Dans un contexte réglementaire qui se renforce avec l’échéance PCRS 2026 et la généralisation du BIM dans les marchés publics, ce sujet mérite toute l’attention des décideurs techniques. Pour toute question sur la mise en conformité de vos données ou pour engager une mission de rattachement géodésique, contactez nos géomètres experts.
FAQ
Le RGF93 s’applique-t-il aussi aux départements et territoires d’outre-mer ?
Non. Le RGF93 et la projection Lambert-93 s’appliquent exclusivement à la France métropolitaine. Les départements et régions d’outre-mer disposent de leurs propres systèmes géodésiques légaux, définis par le même décret n°2000-1276 du 26 décembre 2000.
Quelle grille altimétrique utiliser pour convertir des hauteurs GNSS en altitudes légales en France métropolitaine ?
L’IGN met à disposition des grilles altimétriques officielles (RAF) permettant de convertir les hauteurs ellipsoïdales issues des mesures GNSS en altitudes normales rattachées au réseau de nivellement général de la France. Il est impératif d’utiliser la version à jour de cette grille et de la renseigner explicitement dans le paramétrage du récepteur GNSS et des logiciels de traitement.
Un levé réalisé en Lambert-93 sans mention du datum RGF93 est-il fiable ?
Pas nécessairement. Un fichier mentionnant Lambert-93 sans préciser le datum géodésique associé peut en réalité être rattaché à un ancien système, générant des décalages de plusieurs mètres. La définition explicite du datum RGF93 dans les métadonnées du fichier est indispensable pour garantir la traçabilité et l’interopérabilité des données.
Le géoréférencement BIM en RGF93 est-il exigé dans les marchés publics ?
La réglementation BIM dans les marchés publics français est en cours de structuration, mais le guide buildingSMART France et Mediaconstruct recommande explicitement l’usage du RGF93/Lambert-93 comme système de référence pour tout projet BIM en France métropolitaine. Dans les cahiers des charges les plus récents, cette exigence est de plus en plus souvent formalisée.
Quelle est la différence entre un rattachement géodésique et un simple calage de plan ?
Un calage de plan consiste à positionner visuellement un document par rapport à d’autres données, sans garantie de précision ni de traçabilité du système de référence. Un rattachement géodésique en RGF93 implique des mesures GNSS ou des observations sur des repères matérialisés, avec une précision documentée et un système de référence explicitement défini. Seul le second garantit l’interopérabilité et la conformité réglementaire.

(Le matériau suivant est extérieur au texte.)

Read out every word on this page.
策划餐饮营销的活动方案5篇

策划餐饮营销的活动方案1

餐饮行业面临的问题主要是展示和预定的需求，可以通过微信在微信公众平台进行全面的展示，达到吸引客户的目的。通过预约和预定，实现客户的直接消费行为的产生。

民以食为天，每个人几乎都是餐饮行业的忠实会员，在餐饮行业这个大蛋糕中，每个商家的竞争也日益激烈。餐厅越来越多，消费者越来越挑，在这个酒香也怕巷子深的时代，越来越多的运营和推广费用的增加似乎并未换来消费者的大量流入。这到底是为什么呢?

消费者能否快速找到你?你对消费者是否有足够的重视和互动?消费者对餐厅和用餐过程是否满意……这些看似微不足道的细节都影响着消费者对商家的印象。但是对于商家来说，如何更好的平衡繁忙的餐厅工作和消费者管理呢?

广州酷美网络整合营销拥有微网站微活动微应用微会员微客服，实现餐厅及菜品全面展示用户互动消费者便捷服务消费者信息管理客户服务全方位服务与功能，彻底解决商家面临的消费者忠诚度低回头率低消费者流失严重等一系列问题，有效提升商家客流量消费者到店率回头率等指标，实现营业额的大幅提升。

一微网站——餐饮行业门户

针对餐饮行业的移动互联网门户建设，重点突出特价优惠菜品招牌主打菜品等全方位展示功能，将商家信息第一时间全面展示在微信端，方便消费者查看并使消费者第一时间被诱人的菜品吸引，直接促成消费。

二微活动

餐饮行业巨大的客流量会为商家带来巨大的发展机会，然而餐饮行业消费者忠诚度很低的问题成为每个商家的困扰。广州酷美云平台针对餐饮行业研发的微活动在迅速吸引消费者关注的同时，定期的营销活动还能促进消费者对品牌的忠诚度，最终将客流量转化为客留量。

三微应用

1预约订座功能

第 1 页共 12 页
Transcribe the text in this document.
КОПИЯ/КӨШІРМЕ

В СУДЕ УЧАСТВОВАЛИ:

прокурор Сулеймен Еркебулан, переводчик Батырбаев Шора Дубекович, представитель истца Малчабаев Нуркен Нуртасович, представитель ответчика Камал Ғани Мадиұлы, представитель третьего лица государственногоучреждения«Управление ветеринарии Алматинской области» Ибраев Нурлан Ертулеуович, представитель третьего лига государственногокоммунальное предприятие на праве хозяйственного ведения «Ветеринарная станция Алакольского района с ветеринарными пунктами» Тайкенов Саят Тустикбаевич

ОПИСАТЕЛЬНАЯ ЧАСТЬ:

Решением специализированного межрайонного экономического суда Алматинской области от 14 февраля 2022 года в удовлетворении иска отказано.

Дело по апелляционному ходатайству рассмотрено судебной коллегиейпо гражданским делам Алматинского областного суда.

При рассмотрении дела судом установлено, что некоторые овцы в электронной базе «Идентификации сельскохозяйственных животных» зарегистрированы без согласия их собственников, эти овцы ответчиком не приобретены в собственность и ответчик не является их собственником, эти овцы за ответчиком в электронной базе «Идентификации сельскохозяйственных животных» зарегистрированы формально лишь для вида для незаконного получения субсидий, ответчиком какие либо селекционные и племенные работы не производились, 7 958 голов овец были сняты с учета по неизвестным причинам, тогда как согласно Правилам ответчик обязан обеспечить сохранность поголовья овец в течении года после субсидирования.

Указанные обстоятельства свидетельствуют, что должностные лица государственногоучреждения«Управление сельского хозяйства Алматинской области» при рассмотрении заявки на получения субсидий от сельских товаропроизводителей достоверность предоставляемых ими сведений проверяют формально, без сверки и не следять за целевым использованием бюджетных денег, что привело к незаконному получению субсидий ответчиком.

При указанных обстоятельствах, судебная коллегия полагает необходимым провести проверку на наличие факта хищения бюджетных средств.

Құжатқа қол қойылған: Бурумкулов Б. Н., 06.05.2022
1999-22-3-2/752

Peut-on utiliser un smartphone ou une tablette grand public pour un levé en RGF93 ?
Les récepteurs GNSS grand public n’atteignent pas la précision centimétrique requise pour les levés topographiques conformes aux exigences réglementaires (classe A pour les réseaux, PCRS). Un levé GNSS de précision nécessite un récepteur géodésique correctement paramétré, associé aux réseaux de correction différentielle ou aux stations permanentes du RGP.